Australian & International Property - Outlook
The evolution of the Australian economy has clearly been very positive for listed property. A large rise in unemployment, increasing vacancies, and setbacks to tenancies have not after all eventuated, unemployment has fallen and consumer and business confidence surveys are both at solid levels. Recapitalisation is also well-advanced, and the property trusts' indebtedness levels have fallen. While the restructuring is still not quite complete, the outlook is certainly considerably brighter than may have seemed possible a year ago. The prospect of improving global business activity in 2010 makes for a more positive outlook for global property. However, the restructuring process after the credit crisis is significantly less well-advanced than in the local listed property market, and global property markets still have to work through this.

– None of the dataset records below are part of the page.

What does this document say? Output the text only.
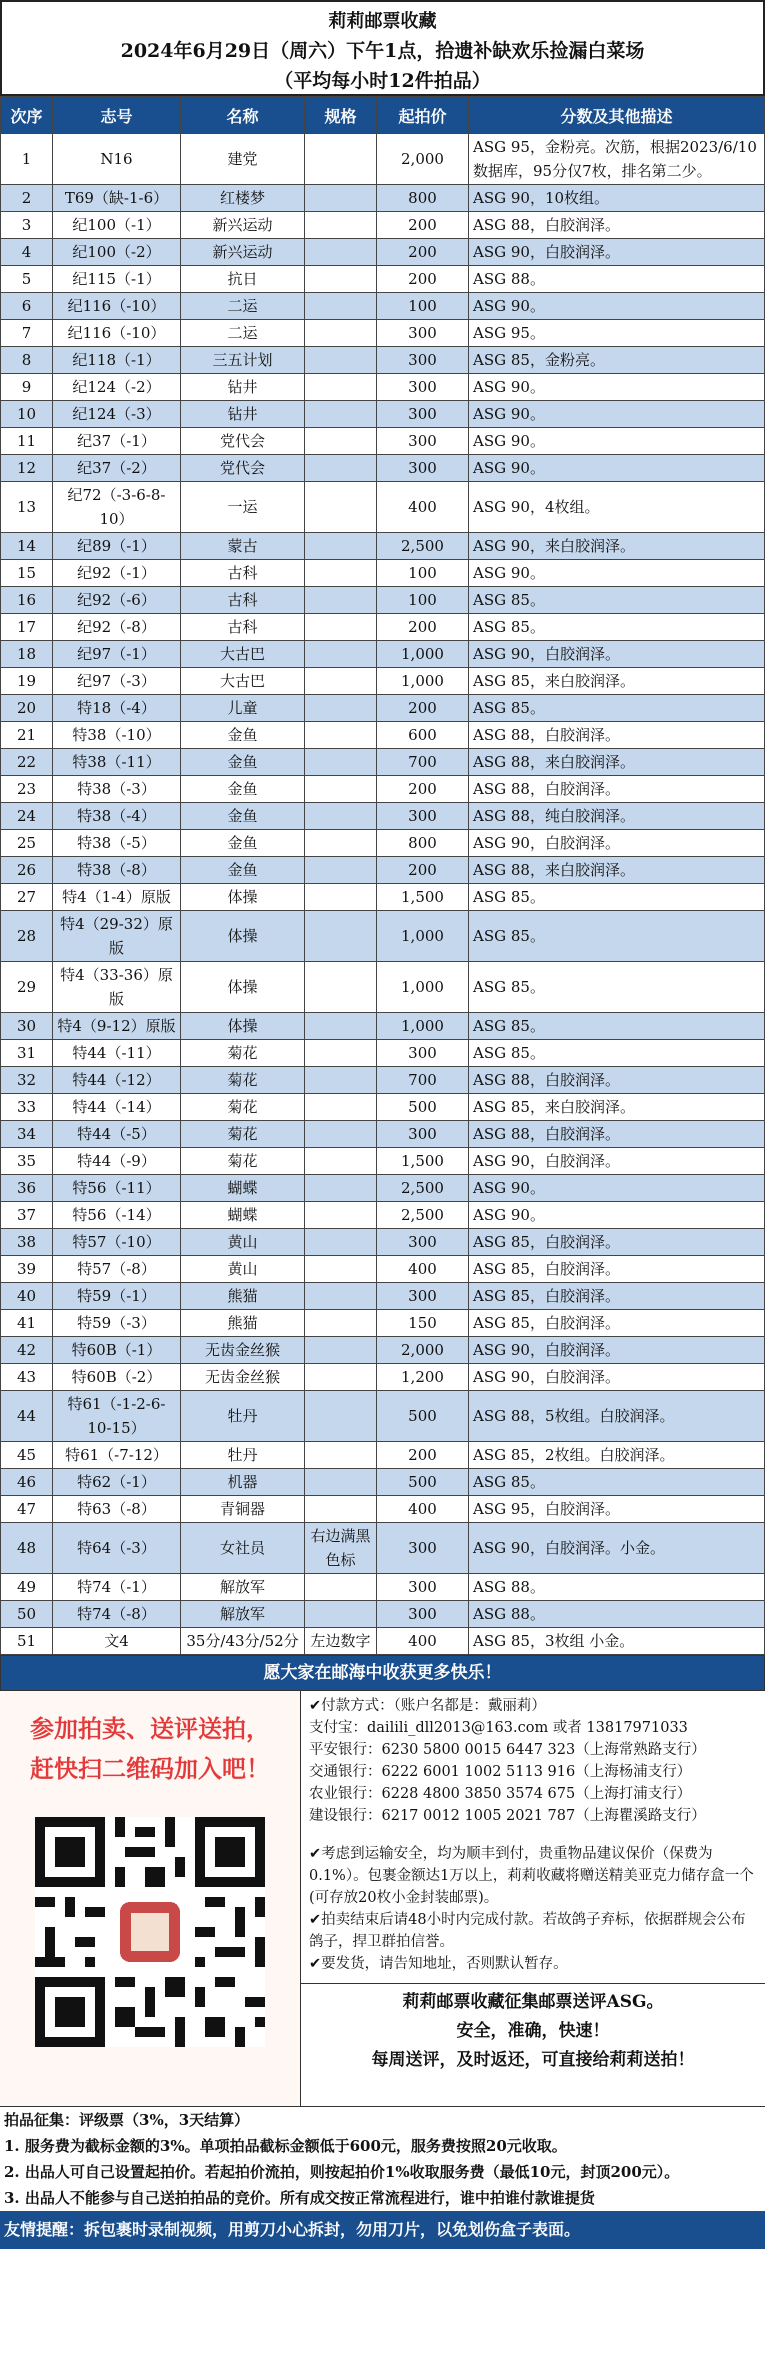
莉莉邮票收藏
2024年6月29日（周六）下午1点，拾遗补缺欢乐捡漏白菜场
（平均每小时12件拍品）
次序	志号	名称	规格	起拍价	分数及其他描述
1	N16	建党		2,000	ASG 95，金粉亮。次筋，根据2023/6/10数据库，95分仅7枚，排名第二少。
2	T69（缺-1-6）	红楼梦		800	ASG 90，10枚组。
3	纪100（-1）	新兴运动		200	ASG 88，白胶润泽。
4	纪100（-2）	新兴运动		200	ASG 90，白胶润泽。
5	纪115（-1）	抗日		200	ASG 88。
6	纪116（-10）	二运		100	ASG 90。
7	纪116（-10）	二运		300	ASG 95。
8	纪118（-1）	三五计划		300	ASG 85，金粉亮。
9	纪124（-2）	钻井		300	ASG 90。
10	纪124（-3）	钻井		300	ASG 90。
11	纪37（-1）	党代会		300	ASG 90。
12	纪37（-2）	党代会		300	ASG 90。
13	纪72（-3-6-8-10）	一运		400	ASG 90，4枚组。
14	纪89（-1）	蒙古		2,500	ASG 90，来白胶润泽。
15	纪92（-1）	古科		100	ASG 90。
16	纪92（-6）	古科		100	ASG 85。
17	纪92（-8）	古科		200	ASG 85。
18	纪97（-1）	大古巴		1,000	ASG 90，白胶润泽。
19	纪97（-3）	大古巴		1,000	ASG 85，来白胶润泽。
20	特18（-4）	儿童		200	ASG 85。
21	特38（-10）	金鱼		600	ASG 88，白胶润泽。
22	特38（-11）	金鱼		700	ASG 88，来白胶润泽。
23	特38（-3）	金鱼		200	ASG 88，白胶润泽。
24	特38（-4）	金鱼		300	ASG 88，纯白胶润泽。
25	特38（-5）	金鱼		800	ASG 90，白胶润泽。
26	特38（-8）	金鱼		200	ASG 88，来白胶润泽。
27	特4（1-4）原版	体操		1,500	ASG 85。
28	特4（29-32）原版	体操		1,000	ASG 85。
29	特4（33-36）原版	体操		1,000	ASG 85。
30	特4（9-12）原版	体操		1,000	ASG 85。
31	特44（-11）	菊花		300	ASG 85。
32	特44（-12）	菊花		700	ASG 88，白胶润泽。
33	特44（-14）	菊花		500	ASG 85，来白胶润泽。
34	特44（-5）	菊花		300	ASG 88，白胶润泽。
35	特44（-9）	菊花		1,500	ASG 90，白胶润泽。
36	特56（-11）	蝴蝶		2,500	ASG 90。
37	特56（-14）	蝴蝶		2,500	ASG 90。
38	特57（-10）	黄山		300	ASG 85，白胶润泽。
39	特57（-8）	黄山		400	ASG 85，白胶润泽。
40	特59（-1）	熊猫		300	ASG 85，白胶润泽。
41	特59（-3）	熊猫		150	ASG 85，白胶润泽。
42	特60B（-1）	无齿金丝猴		2,000	ASG 90，白胶润泽。
43	特60B（-2）	无齿金丝猴		1,200	ASG 90，白胶润泽。
44	特61（-1-2-6-10-15）	牡丹		500	ASG 88，5枚组。白胶润泽。
45	特61（-7-12）	牡丹		200	ASG 85，2枚组。白胶润泽。
46	特62（-1）	机器		500	ASG 85。
47	特63（-8）	青铜器		400	ASG 95，白胶润泽。
48	特64（-3）	女社员	右边满黑色标	300	ASG 90，白胶润泽。小金。
49	特74（-1）	解放军		300	ASG 88。
50	特74（-8）	解放军		300	ASG 88。
51	文4	35分/43分/52分	左边数字	400	ASG 85，3枚组 小金。
愿大家在邮海中收获更多快乐！
参加拍卖、送评送拍，
赶快扫二维码加入吧！

✔付款方式：（账户名都是：戴丽莉）

支付宝：dailili_dll2013@163.com 或者 13817971033

平安银行：6230 5800 0015 6447 323（上海常熟路支行）

交通银行：6222 6001 1002 5113 916（上海杨浦支行）

农业银行：6228 4800 3850 3574 675（上海打浦支行）

建设银行：6217 0012 1005 2021 787（上海瞿溪路支行）

✔考虑到运输安全，均为顺丰到付，贵重物品建议保价（保费为0.1%）。包裹金额达1万以上，莉莉收藏将赠送精美亚克力储存盒一个(可存放20枚小金封装邮票)。

✔拍卖结束后请48小时内完成付款。若故鸽子弃标，依据群规会公布鸽子，捍卫群拍信誉。

✔要发货，请告知地址，否则默认暂存。

莉莉邮票收藏征集邮票送评ASG。
安全，准确，快速！
每周送评，及时返还，可直接给莉莉送拍！
拍品征集：评级票（3%，3天结算）
1. 服务费为截标金额的3%。单项拍品截标金额低于600元，服务费按照20元收取。
2. 出品人可自己设置起拍价。若起拍价流拍，则按起拍价1%收取服务费（最低10元，封顶200元）。
3. 出品人不能参与自己送拍拍品的竞价。所有成交按正常流程进行，谁中拍谁付款谁提货
友情提醒：拆包裹时录制视频，用剪刀小心拆封，勿用刀片，以免划伤盒子表面。
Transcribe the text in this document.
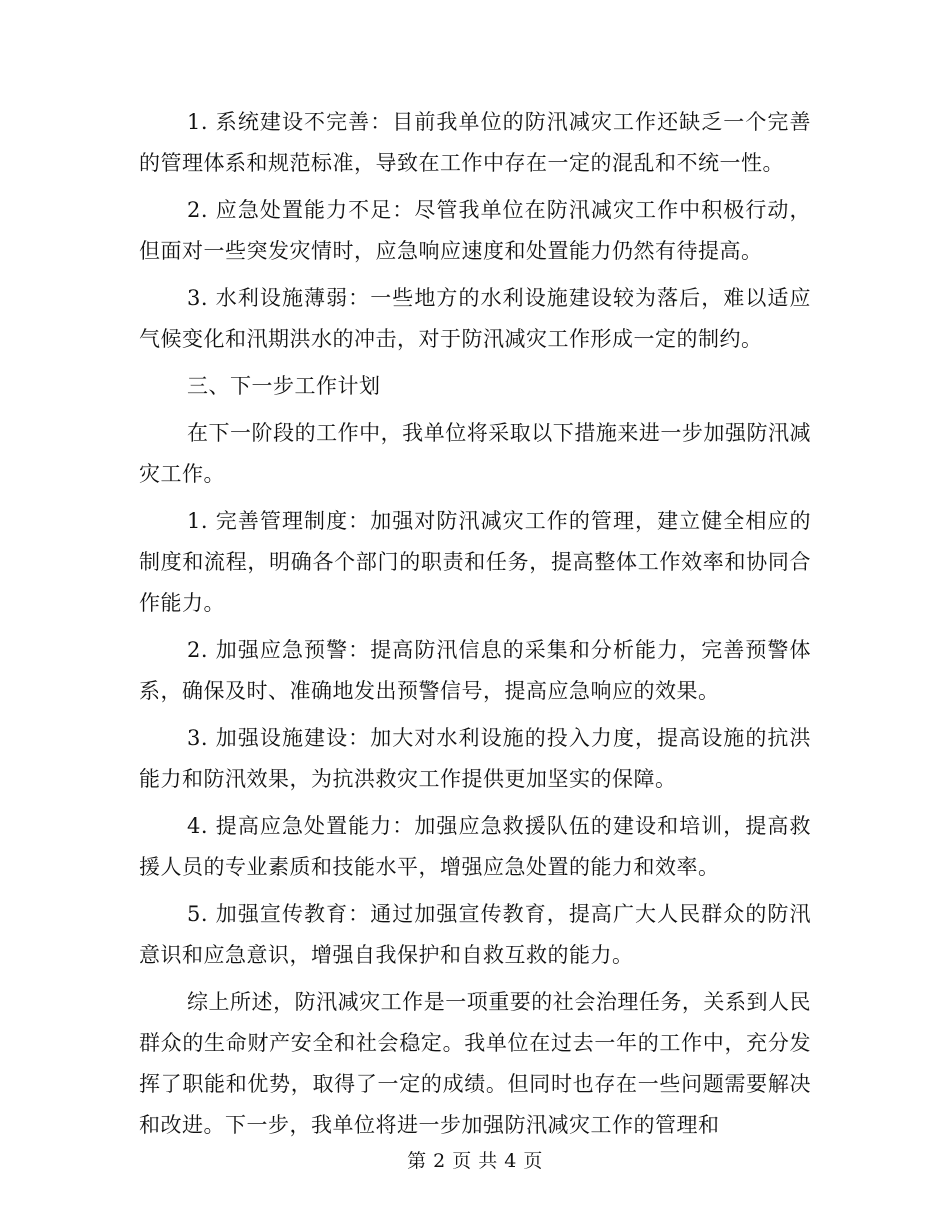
1. 系统建设不完善：目前我单位的防汛减灾工作还缺乏一个完善的管理体系和规范标准，导致在工作中存在一定的混乱和不统一性。

2. 应急处置能力不足：尽管我单位在防汛减灾工作中积极行动，但面对一些突发灾情时，应急响应速度和处置能力仍然有待提高。

3. 水利设施薄弱：一些地方的水利设施建设较为落后，难以适应气候变化和汛期洪水的冲击，对于防汛减灾工作形成一定的制约。

三、下一步工作计划

在下一阶段的工作中，我单位将采取以下措施来进一步加强防汛减灾工作。

1. 完善管理制度：加强对防汛减灾工作的管理，建立健全相应的制度和流程，明确各个部门的职责和任务，提高整体工作效率和协同合作能力。

2. 加强应急预警：提高防汛信息的采集和分析能力，完善预警体系，确保及时、准确地发出预警信号，提高应急响应的效果。

3. 加强设施建设：加大对水利设施的投入力度，提高设施的抗洪能力和防汛效果，为抗洪救灾工作提供更加坚实的保障。

4. 提高应急处置能力：加强应急救援队伍的建设和培训，提高救援人员的专业素质和技能水平，增强应急处置的能力和效率。

5. 加强宣传教育：通过加强宣传教育，提高广大人民群众的防汛意识和应急意识，增强自我保护和自救互救的能力。

综上所述，防汛减灾工作是一项重要的社会治理任务，关系到人民群众的生命财产安全和社会稳定。我单位在过去一年的工作中，充分发挥了职能和优势，取得了一定的成绩。但同时也存在一些问题需要解决和改进。下一步，我单位将进一步加强防汛减灾工作的管理和

第 2 页 共 4 页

New Zealand Cash & Fixed Interest - Outlook
At its latest Official Cash Rate review on 28 January, the Reserve Bank stated that if the economy continues to recover in line with December projections, "we would expect to begin removing policy stimulus around the middle of 2010". Latest inflation figures have been encouraging - there was an 0.20 percent fall in the headline rate in the December quarter, and underlying inflation was also benign - suggesting that that the Bank has time to make a considered decision. Rising short-term rates will make cash more attractive, although the running yields on corporate debt are more attractive still. The $NZ remains overvalued, and will probably head lower in time, one potential catalyst being the recovery in the $US which looks underway.
International Fixed Interest - Outlook
Performance periods refer to the month and three months to 28 January 2010.
Below-trend world growth with no inflationary pressures because of spare productive capacity is a comfortable environment for government bonds. The huge volumes of new government debt would normally send prices down, but demand from risk-averse investors, central banks, and banks building up the liquidity of their balance sheets will absorb much of the new supply. This suggests few sharp rises or falls in bond prices on the horizon. Corporate debt remains more attractive, given the higher running yield and the prospect of a further tightening in credit spreads boosting prices.